Perhaps this is due to the fact that a little bit more things that cause the appearance of an error. Error message says that, most likely, the utility is already running. To continue the execution of a new command, it is necessary to complete the previous apt-process in a usual way or force it.

Fix the Problem

First, you need to check if an instance of apt is already running in one of the terminals and wait for it to finish. Forced closure is also often used since it is faster and does not pose a serious danger to the system (first of all, if apt was prone to failure). There are two ways to do this.

Kill the Process

The program can be completed by the built-in kill command, which sends a specific signal to processes. If you do not specify any signal number, then users will get a message that will prompt to complete the process. In case you specify the ninth number, the process stops without warning and allocating time for correct completion.

The kill command can also works with process names, but the following example using ID. Therefore, we first recognize the Process ID (PID):

pgrep apt

fix Unable to Lock the Administration Directory

Here the ID is 1339, it will be probably different for you. Now we need to use this number as a parameter to the kill command with the -9 signal:

sudo kill -9 1339

Note that now the process will become a zombie since the child process was completed, not the parent. It will not occupy memory, but it blocks the entry in the process table under the desired ID. For small and human tasks like apt completion, there is nothing to worry about.

A more correct procedure implies the completion of the parent process. In our case, the sudo apt dist-upgrade command was run.

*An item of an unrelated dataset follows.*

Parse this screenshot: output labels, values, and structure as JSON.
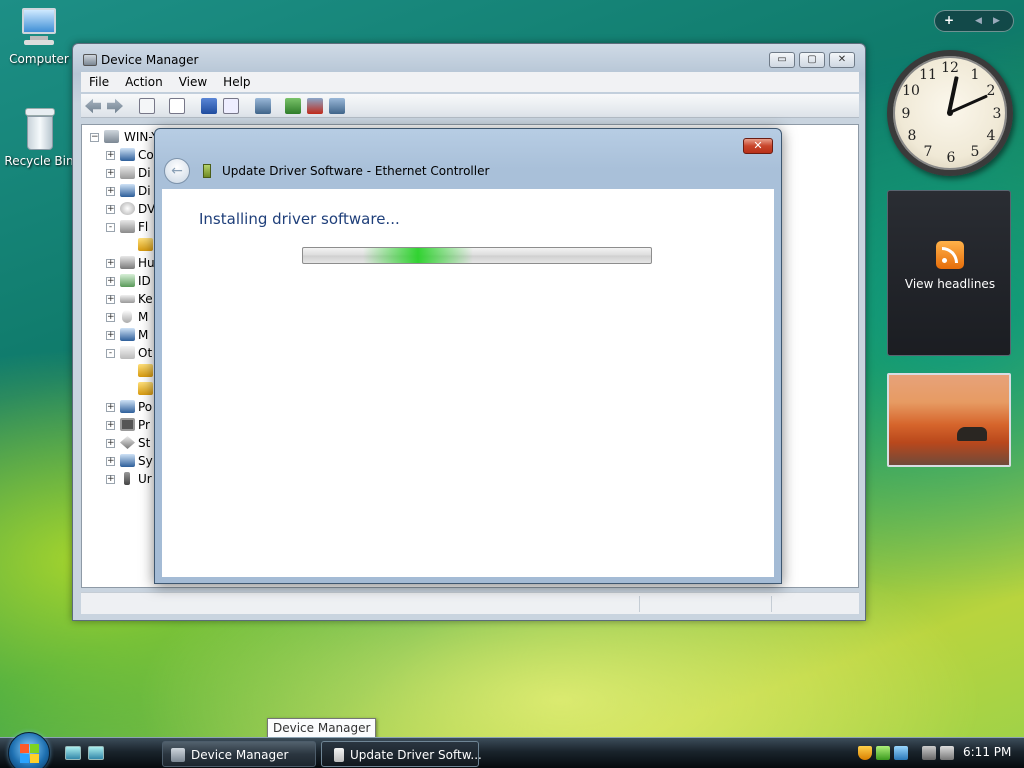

fix Unable to Lock the Administration Directory error

The process we need is 1337. You already know how to complete them without warning.

Since the parent process is always higher than its child process, this procedure can be performed much faster by creating a fix-apt.sh script with the following contents:


sudo kill -9 $(ps ax | grep apt | head -1 | gawk ‘{print $1}’)

Then give the file a permission to execute and run it in such situations.

Delete Lock Files

How dangerous is the second launch of the package management utility if the system blocks it? Due to the fact that some of the existing files, including those used in the previous copy of the program, can be changed or deleted. This can damage the operation of the affected applications. Therefore, the execution of one apt command at a time is dictated by the security of software components.

There are 3 lock files responsible for this, located in /var/lib/apt/lists, /var/lib/dpkg and /var/cache/apt/archives. Usually, they should be deleted after apt succeeds, but this does not happen under unforeseen circumstances. In this case, they must be deleted manually (with superuser rights, of course) by the rm utility.